Modern laptops are significantly more powerful than many realize, often capable of handling data processing tasks that traditionally were relegated to computing clusters. This perspective often surprises people, which in turn surprises me, because it's not a new development. While certain tasks undeniably require immense computational power, more often than not, we are limited by input/output (I/O) speeds rather than raw processing power. The solid-state drives (SSDs) in today's laptops, such as those in MacBooks, are incredibly fast, making them highly efficient for data-intensive tasks.
Consider a common scenario: you have several hundred gigabytes of Parquet files and need to perform aggregations or simple computations that could be handled with a tool like polars/pandas/numpy. In a cluster environment, these files are typically distributed across multiple machines using a system like Hadoop Distributed File System (HDFS) or stored in S3 buckets.
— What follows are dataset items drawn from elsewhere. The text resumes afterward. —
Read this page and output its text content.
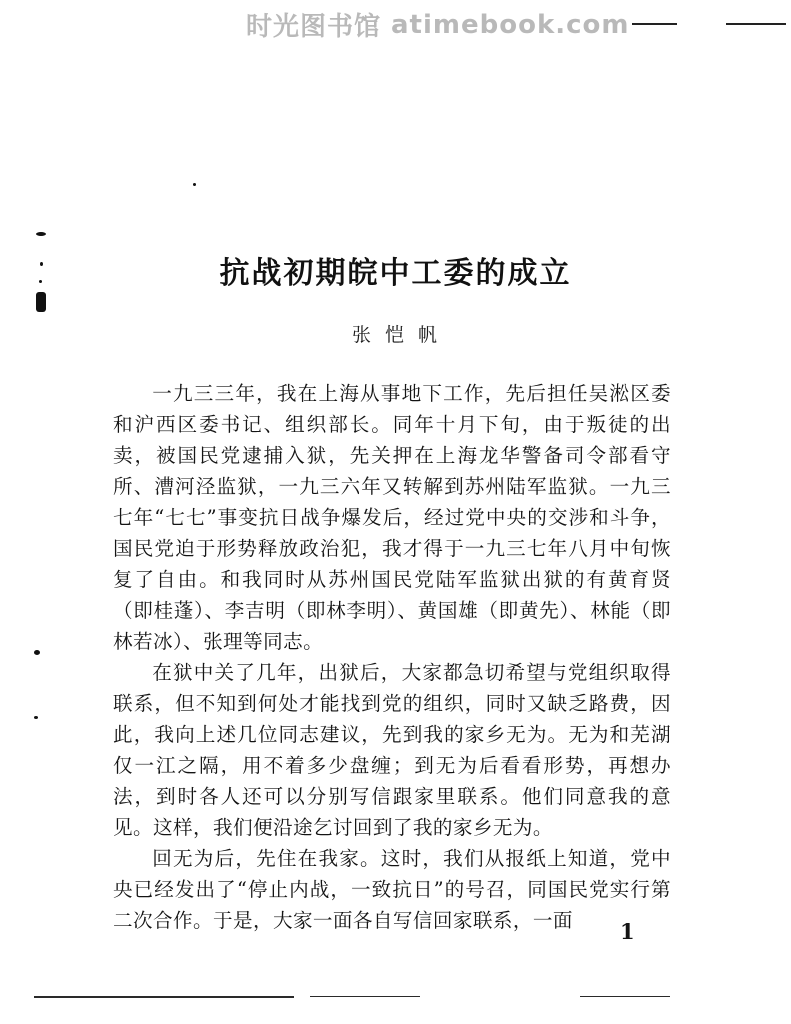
时光图书馆 atimebook.com
抗战初期皖中工委的成立
张恺帆

一九三三年，我在上海从事地下工作，先后担任吴淞区委和沪西区委书记、组织部长。同年十月下旬，由于叛徒的出卖，被国民党逮捕入狱，先关押在上海龙华警备司令部看守所、漕河泾监狱，一九三六年又转解到苏州陆军监狱。一九三七年“七七”事变抗日战争爆发后，经过党中央的交涉和斗争，国民党迫于形势释放政治犯，我才得于一九三七年八月中旬恢复了自由。和我同时从苏州国民党陆军监狱出狱的有黄育贤（即桂蓬）、李吉明（即林李明）、黄国雄（即黄先）、林能（即林若冰）、张理等同志。

在狱中关了几年，出狱后，大家都急切希望与党组织取得联系，但不知到何处才能找到党的组织，同时又缺乏路费，因此，我向上述几位同志建议，先到我的家乡无为。无为和芜湖仅一江之隔，用不着多少盘缠；到无为后看看形势，再想办法，到时各人还可以分别写信跟家里联系。他们同意我的意见。这样，我们便沿途乞讨回到了我的家乡无为。

回无为后，先住在我家。这时，我们从报纸上知道，党中央已经发出了“停止内战，一致抗日”的号召，同国民党实行第二次合作。于是，大家一面各自写信回家联系，一面	1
Tools like Impala, Hive, or Spark are then used to execute SQL-like queries, distributing the workload across numerous nodes. However, these nodes often spend a significant amount of time waiting for I/O operations from S3 or HDFS, leading to inefficiencies.
Hannes Mühleisen, the developer of DuckDB, addressed this issue in a talk, explaining why they chose not to create a distributed version of DuckDB. He pointed out that distributing the load across multiple machines rarely offers a performance benefit that justifies the added complexity. In their tests, a single server node running DuckDB could match the performance of a 60-node Spark cluster—a trade-off that hardly seems worthwhile.
This sentiment is echoed by one of the original BigQuery developers in a blog post, stating that most companies believe they have "big data" when, in reality, their data can be efficiently processed on a single machine.
The evolution of big data infrastructure meetings tells the story:
- 2014: "We need a whole rack for this!"
- 2019: "Maybe just one really beefy server?"
- 2024: "Have you tried using your MacBook?"
- Next year: "Just run it on your smart watch, bro"
My favorite quote regarding Big data comes from Gary Bernhardt:
Consulting service: you bring your big data problems to me, I say "your data set fits in RAM", you pay me $10,000 for saving you $500,000.
The Takeaway
Before investing in complex and costly infrastructure, it's crucial to assess the actual requirements of your data processing tasks. Modern laptops are powerful tools that, when fully utilized, can handle substantial workloads efficiently. By rethinking our approach and leveraging the hardware we already have, we can achieve better performance without unnecessary complexity.